The confusion which stemmed from the decisions of the 20th Congress of the CPSU were felt in the election of the 3rd Central Committee. Several Soviet Koreans still held high-standing party offices, including their informal leader Pak Chang-ok (who had been criticized by name on several occasions by Kim Il Sung), while prominent members of the Yanan faction "whose revolutionary activities had been ridiculed by Kim in the past were reelected". The same can be said of the domestic communists, several of them who were reelected were close to Pak Hon-yong (who had tried to overthrow Kim Il Sung the previous year), such as Ho Song-taek and Puk Mun-gyu. Despite this, Kim Il Sung managed to get many of his closest reelected to the Central Committee; 11 full members and 6 candidate members were partisans, but more importantly, of the six highest ranked Central Committee members, four of them were partisans (Kim Il Sung, Choe Yong-gun, Kim Il and Pak Kum-chol, the other two were Kim Tu-bong and Pak Chong-ae). Only 28 members were reelected to the 3rd Central Committee, 43 were new members and only five were promoted from candidate membership to full membership. 46 candidate members were elected to the 3rd Central Committee, of these two were reelected. None of the members of the 2nd Central Auditing Committee were reelected to the 3rd Central Auditing Committee.

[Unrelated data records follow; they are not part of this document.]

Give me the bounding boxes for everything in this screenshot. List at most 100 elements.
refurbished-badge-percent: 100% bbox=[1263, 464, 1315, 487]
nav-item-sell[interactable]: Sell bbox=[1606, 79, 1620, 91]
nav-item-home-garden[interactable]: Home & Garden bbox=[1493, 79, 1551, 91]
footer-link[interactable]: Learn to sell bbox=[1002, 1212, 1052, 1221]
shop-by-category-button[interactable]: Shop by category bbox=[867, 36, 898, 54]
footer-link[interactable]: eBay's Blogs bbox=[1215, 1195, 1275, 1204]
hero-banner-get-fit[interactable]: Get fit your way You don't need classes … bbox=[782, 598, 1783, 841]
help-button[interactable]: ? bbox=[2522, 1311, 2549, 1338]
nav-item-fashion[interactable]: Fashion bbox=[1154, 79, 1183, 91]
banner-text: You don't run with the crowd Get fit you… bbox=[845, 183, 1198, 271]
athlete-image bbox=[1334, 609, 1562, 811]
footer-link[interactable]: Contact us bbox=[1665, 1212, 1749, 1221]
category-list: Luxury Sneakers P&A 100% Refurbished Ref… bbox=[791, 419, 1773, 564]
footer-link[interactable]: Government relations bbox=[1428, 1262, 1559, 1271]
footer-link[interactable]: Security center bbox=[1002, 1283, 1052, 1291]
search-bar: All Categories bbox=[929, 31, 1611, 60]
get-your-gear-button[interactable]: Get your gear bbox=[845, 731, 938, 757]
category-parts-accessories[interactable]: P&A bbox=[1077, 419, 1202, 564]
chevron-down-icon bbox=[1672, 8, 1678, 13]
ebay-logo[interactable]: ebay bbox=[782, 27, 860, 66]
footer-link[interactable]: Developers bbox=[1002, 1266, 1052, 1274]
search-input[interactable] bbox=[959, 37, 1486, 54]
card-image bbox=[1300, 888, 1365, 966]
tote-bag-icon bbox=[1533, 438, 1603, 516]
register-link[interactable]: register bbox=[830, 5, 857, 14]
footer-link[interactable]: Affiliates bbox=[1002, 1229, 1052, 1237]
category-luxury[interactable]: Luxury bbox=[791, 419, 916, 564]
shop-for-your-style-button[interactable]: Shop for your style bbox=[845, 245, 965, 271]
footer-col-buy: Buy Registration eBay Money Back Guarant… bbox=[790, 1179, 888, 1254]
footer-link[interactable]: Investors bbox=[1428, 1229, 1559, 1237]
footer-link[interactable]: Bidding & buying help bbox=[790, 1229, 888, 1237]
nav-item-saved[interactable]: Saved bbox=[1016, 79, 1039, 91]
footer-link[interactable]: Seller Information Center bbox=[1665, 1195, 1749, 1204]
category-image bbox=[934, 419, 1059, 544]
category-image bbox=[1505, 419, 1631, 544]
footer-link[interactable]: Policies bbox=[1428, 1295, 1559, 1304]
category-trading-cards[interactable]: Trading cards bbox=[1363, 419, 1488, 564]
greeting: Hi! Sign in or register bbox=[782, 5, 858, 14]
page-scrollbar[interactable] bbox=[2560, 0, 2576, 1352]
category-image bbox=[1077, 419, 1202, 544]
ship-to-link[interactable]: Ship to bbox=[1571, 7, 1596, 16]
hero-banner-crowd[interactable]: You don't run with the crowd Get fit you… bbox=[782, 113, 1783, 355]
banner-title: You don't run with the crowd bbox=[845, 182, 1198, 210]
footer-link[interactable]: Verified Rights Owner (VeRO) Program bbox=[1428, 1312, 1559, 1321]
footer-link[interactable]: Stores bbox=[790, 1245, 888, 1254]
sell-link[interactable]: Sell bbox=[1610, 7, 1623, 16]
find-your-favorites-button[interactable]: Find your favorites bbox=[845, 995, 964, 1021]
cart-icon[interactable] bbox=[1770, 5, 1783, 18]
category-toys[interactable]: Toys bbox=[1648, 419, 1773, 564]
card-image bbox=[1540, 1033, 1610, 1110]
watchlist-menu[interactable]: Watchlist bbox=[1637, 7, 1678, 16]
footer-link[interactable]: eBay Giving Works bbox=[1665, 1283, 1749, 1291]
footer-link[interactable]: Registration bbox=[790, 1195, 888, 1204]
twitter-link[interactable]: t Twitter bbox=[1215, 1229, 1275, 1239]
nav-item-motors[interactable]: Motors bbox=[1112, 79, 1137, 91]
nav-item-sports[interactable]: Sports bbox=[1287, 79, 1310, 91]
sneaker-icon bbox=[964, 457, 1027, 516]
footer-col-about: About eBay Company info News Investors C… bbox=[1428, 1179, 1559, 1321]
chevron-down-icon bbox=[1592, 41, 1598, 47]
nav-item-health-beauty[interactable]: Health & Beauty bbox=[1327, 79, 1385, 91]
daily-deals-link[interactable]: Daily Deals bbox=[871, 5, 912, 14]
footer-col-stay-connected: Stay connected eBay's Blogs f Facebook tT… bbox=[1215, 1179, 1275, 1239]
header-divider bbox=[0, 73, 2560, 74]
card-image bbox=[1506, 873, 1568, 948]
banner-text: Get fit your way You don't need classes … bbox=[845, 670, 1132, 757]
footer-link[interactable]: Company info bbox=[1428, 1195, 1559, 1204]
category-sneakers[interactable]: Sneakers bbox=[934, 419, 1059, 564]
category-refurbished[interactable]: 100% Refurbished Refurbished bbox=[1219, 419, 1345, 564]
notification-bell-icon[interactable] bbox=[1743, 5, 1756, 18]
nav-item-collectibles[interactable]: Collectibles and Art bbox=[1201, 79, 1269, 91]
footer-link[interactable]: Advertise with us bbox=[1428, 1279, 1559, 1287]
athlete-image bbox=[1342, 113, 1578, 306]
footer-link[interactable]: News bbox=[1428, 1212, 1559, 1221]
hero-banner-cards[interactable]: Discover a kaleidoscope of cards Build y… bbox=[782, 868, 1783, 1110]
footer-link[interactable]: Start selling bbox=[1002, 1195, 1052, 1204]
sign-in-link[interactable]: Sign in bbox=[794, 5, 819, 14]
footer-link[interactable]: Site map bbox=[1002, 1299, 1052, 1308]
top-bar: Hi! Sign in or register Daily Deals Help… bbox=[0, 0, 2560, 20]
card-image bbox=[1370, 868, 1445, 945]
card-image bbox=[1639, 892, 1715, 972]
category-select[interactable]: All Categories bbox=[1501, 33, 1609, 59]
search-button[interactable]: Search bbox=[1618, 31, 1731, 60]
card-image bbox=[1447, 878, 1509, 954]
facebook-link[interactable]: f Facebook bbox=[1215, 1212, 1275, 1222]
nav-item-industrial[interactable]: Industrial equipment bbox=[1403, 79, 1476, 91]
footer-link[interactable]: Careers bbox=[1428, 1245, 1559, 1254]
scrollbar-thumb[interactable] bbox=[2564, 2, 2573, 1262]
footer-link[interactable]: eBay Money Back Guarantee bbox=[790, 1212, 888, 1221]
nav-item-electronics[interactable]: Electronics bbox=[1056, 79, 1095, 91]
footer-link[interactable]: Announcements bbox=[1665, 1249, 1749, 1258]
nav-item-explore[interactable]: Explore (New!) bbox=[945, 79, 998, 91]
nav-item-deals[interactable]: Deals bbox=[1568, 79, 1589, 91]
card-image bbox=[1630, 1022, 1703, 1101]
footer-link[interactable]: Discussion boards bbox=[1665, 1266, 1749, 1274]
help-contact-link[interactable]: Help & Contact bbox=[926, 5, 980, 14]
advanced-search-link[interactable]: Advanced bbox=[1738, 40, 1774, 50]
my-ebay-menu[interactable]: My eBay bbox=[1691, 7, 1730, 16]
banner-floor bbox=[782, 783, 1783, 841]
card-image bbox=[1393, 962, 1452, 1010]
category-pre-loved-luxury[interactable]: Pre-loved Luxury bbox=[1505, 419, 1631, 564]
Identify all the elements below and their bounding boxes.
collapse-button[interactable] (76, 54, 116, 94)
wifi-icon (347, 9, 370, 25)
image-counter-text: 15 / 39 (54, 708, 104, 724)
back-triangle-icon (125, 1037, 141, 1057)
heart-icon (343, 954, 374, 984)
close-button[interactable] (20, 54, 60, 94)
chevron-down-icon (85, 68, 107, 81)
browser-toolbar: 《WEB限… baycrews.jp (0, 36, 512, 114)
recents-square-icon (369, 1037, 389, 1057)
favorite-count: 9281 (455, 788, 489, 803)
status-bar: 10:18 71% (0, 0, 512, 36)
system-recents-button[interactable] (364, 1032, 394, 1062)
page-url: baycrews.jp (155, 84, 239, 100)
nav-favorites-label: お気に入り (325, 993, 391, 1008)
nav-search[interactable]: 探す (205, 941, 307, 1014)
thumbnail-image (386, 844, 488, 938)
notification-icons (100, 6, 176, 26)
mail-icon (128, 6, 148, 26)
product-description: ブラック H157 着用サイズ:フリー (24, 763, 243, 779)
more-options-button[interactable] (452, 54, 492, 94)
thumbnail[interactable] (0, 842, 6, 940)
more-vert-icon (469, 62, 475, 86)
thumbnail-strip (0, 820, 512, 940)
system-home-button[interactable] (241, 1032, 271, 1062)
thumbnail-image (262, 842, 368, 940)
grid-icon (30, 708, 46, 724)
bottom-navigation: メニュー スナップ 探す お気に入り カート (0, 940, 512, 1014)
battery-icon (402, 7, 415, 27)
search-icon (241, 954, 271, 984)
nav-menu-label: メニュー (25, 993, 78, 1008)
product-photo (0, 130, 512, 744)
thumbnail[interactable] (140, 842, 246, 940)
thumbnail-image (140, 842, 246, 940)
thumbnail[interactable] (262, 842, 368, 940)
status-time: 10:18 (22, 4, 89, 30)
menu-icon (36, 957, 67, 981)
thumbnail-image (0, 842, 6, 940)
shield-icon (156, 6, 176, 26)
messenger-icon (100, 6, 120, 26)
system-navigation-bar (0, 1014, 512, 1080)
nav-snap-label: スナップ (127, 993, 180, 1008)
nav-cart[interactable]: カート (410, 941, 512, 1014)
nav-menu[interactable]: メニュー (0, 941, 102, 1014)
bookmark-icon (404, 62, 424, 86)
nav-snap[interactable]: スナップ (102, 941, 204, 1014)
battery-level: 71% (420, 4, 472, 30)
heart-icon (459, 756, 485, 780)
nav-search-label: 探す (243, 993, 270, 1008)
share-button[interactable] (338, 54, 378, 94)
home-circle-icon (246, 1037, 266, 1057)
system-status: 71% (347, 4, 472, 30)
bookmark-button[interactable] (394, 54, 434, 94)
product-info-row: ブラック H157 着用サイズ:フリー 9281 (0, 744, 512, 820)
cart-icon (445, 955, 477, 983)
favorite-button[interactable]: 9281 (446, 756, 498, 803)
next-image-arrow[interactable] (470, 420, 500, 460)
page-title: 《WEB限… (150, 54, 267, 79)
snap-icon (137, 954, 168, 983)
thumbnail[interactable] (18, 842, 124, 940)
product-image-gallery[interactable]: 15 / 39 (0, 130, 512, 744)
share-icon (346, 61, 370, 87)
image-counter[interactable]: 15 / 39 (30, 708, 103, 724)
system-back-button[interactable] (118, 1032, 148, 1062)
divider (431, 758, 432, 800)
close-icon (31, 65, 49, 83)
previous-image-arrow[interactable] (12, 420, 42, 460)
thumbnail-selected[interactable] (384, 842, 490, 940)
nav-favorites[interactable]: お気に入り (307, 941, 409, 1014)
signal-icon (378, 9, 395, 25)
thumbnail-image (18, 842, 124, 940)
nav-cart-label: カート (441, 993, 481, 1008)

==Plenums of the 3rd Central Committee==
- August 1956 plenary session (30-31 August 1956)
- September 1956 plenary session (23 September 1956)
- December 1956 plenary session (11-13 December 1956)
- April 1957 plenary session (18-19 April 1957)
- October 1957 plenary session (17-19 October 1957)
- December 1957 enlarged plenary session (5-6 December 1957)
- June 1958 plenary session (5-7 June 1958)
- September 1958 plenary session (26-27 September 1958)
- February 1959 plenary session (23-25 February 1959)
- June 1959 plenary session (27-30 June 1959)
- December 1959 enlarged plenary session (1-4 December 1959)
- August 1960 plenary session (8-12 August 1960)
- December 1960 enlarged meeting and plenary session (20-23 December 1960)
- March 1961 plenary session (20-22 March 1961)

==Aftermath==

The failure of not officially supporting the Soviet policies of collective leadership and de-Stalinization led to the August Incident, in which the Soviet Koreans and the Yanan faction tried to remove Kim Il Sung from power.